Really? He moved me to tears a third time? It's only twenty minutes long but if you have to watch again to catch the tenderness like one more rose in your bouquet, well it stacks up to an hour. But that seems like a melting flake of time given the topic.
BJ Morris is the director of Zen Hospice Project in San Francisco. His
Ted Talk about palliative care is more poetry than lecture. He sits, unusual for a presentation to a thousand scientists, wearing his favorite chocolate brown sweater. But the easy sway of his monologue helps us over the initial shock that three of his limbs are gone.
BJ explores the necessary and unnecessary suffering that weaves itself into the process of dying. Back when he had his accident in college, the one that blew off an arm and two feet, he spent months as a patient, struggling with learning to be patient. One day it began to snow, and he lay in bed, imagining the white flurries he could neither see nor touch. But the next morning a nurse smuggled in a snowball and placed it on his burned skin.
That was when I started to cry.
BJ describes the cold wetness, and how it brought him to a place of both wanting to live and acceptance if he didn't.
His message, which I can only bungle with brevity, is that while all of us have parts of us that are no longer viable, we can choose to crescendo into death, rather than be repulsed by bodies that have lost so much.
His hospital strives to balance humanity with procedures, imagination with standard of care. It is about the people rather than their diseases.

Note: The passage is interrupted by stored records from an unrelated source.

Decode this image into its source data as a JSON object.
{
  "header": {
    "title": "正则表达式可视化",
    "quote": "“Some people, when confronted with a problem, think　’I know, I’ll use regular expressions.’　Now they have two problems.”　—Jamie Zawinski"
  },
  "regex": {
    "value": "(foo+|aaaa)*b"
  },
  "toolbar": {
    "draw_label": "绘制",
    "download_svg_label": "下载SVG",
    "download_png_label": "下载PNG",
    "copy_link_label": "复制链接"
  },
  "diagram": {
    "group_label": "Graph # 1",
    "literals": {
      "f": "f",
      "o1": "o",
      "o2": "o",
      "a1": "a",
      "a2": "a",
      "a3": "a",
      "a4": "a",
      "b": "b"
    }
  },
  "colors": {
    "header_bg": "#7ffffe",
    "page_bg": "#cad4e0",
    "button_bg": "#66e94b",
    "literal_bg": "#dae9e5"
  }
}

So when a woman whose lungs were barely drawing breath asked for French cigarettes, he listened. An elderly woman was comforted by having her dog at the foot of her bed, and the staff smiled.
Marriage is a place of life, and also of death. There are dreams I once believed would flourish, that have withered like a garden with no rain. There are aspects of my ego that have been blown off, leaving me to find another way to walk without limping.
Yet I am learning to tease out the strands of necessary and unnecessary suffering.
"Those who trust in the Divine are altogether different. Though concerned about the morrow, yet are they unconcerned, in that they are not anxious, let alone worried, when they give thought to the morrow. They remain even-tempered whether or not they realize desires, and they do not grieve over loss; they are content with their lot. If they become wealthy they do not become infatuated with wealth; if they are promoted to important positions they do not consider themselves worthier than
others. If they become poor they are not made miserable either; if lowly in status they do not feel downcast. They know that for those who trust in the Divine all things are moving towards an everlasting state of happiness, and that no matter what happens at any time to them, it contributes to that state."